O comentário é de John L. Allen Jr., publicado por Crux, 20-07-2017. A tradução é de Isaque Gomes Correa.
No momento em que reabre o mais recente julgamento no Vaticano por atividades financeiras ilegais, ocorreu-me que temos de voltar até os anos de 1800 para encontrar a última vez que um tribunal foi o centro das atenções da maioria dos jornalistas em Roma.
Naquele período, o papa ainda governava uma faixa de território na Itália central conhecida como os Estados Papais, e os julgamentos eram um evento comum. O papa tinha o seu próprio carrasco, sendo o mais famoso o “Mastro Titta”, corruptela da frase italiana “maestro di giustizia”, mestre da justiça.
Esta figura era tão famosa em meados do século XIX que as mães romanas cantavam à noite para crianças: “Sega, sega, Mastro Titta” Segare é o verbo italiano para “serrar”, imagem mental bastante exata.
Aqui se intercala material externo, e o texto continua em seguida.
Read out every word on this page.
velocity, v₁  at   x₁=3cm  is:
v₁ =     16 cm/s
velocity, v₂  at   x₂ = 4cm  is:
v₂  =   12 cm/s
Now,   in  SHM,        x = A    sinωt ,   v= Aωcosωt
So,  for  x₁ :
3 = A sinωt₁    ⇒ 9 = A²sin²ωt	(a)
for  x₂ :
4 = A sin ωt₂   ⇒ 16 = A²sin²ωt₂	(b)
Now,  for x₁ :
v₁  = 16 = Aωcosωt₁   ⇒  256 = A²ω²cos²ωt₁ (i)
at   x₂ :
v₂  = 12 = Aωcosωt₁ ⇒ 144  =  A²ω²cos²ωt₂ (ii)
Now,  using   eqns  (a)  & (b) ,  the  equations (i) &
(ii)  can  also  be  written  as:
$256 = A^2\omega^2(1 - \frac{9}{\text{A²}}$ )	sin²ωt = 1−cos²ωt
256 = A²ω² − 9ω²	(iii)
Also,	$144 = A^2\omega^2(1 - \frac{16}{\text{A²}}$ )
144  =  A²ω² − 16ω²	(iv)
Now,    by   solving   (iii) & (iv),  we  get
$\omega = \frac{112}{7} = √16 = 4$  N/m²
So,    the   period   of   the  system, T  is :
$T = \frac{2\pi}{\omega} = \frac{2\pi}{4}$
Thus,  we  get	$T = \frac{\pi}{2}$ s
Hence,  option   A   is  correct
150 aos depois, o Vaticano proibia a pena de morte, e hoje a Igreja é líder mundial no movimento abolicionista. Atualmente, o papa só exerce o poder civil ao longo de 109 acres de território, que constitui A Cidade-Estado do Vaticano.
No entanto, os julgamentos estão de volta após o “Vatileaks” em 2012 e o “Vatileaks 2.0”, em 2016, casos que envolveram o vazamento de documentos confidenciais que levaram à condenação do mordomo papal, no primeiro caso, e de uma mulher que deu à luz durante o processo, no segundo. Hoje estamos tendo o primeiro processo em 2017 sob as novas leis vaticanas para o combate ao crime financeiro.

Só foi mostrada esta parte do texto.